Online Dating: Is the Stigma Gone?
(NEW YORK) -- Romance and dating has gone digital; It's the second most-popular way of connecting, surpassed only by meeting people through friends. But, researchers caution, Internet dating is not scientific, and singles should not waste their time on websites that charge for their services.
A review of 400 psychology studies and public interest surveys was commissioned by the Association for Psychological Science and will be published in the February edition of its journal Psychological Science in the Public Interest.
"Online dating has entered the mainstream, and it is fast shedding any lingering social stigma," said researchers from the University of Rochester, Northwestern, Texas A&M, UCLA and Illinois State.
Dating sites don't have "published, peer-reviewed papers" to explain their methodology, and they do not explain in sufficient detail how people are matched, said the researchers.
"There is no particular reason for people to use sites that charge a lot of money to offer something they cannot deliver," said co-author Harry Reis, a nationally known relationship expert and professor of psychology at the University of Rochester.

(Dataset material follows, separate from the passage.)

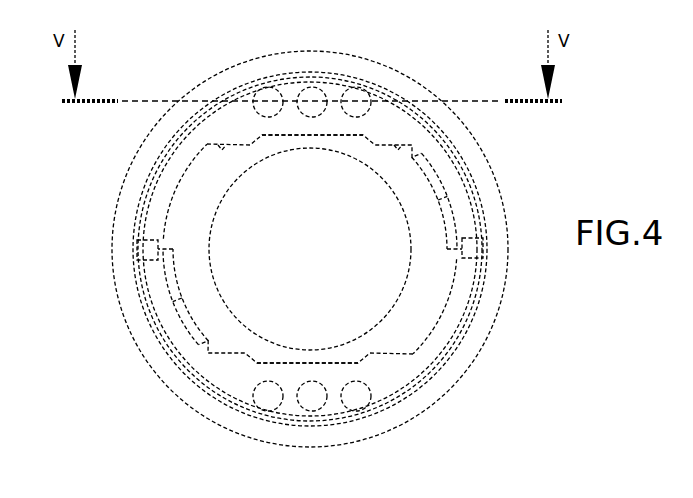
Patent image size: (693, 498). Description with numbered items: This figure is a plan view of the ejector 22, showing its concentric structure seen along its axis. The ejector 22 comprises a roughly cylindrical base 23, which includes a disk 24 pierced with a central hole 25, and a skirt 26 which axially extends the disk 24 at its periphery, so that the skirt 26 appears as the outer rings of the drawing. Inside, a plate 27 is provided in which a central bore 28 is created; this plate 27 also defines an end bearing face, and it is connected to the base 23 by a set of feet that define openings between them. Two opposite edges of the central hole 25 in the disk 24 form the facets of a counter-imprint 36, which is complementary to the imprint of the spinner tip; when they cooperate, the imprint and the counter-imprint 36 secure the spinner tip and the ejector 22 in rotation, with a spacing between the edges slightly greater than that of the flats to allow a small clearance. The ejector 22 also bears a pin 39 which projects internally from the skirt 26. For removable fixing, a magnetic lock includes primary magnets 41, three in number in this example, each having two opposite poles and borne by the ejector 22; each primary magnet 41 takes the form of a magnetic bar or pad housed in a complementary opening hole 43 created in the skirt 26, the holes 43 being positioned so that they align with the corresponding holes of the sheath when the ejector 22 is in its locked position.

However, he said online dating does provide wider opportunities to meet people.
"The Internet holds great promise for helping adults form healthy and supportive romantic partnerships, and those relationships are one of the best predictors of emotional and physical health," he said.
When dating online, it's fine to rule out those who have unsuitable habits, such as smoking, or belong to a different religion, but beyond that, making a check list, "leaves out the magic another person can bring to you," said Reiss.
"We suggest they try not to have the shopping mentality and not view alternative people the same way they do a pair of pants," he said.
Instead of checking off the different qualities to look for in a mate, imagine talking to the person or going on a vacation with them, he said.
And don't look at more than a "handful" of profiles in a given city. "With 250 profiles to go through in 20 minutes, you can't have a check list," said Reiss.
As for what makes a good match, "You can't quantify it," Reiss said. "You can define it, but we do not know how it occurs and where it comes from. ... Science isn't there yet."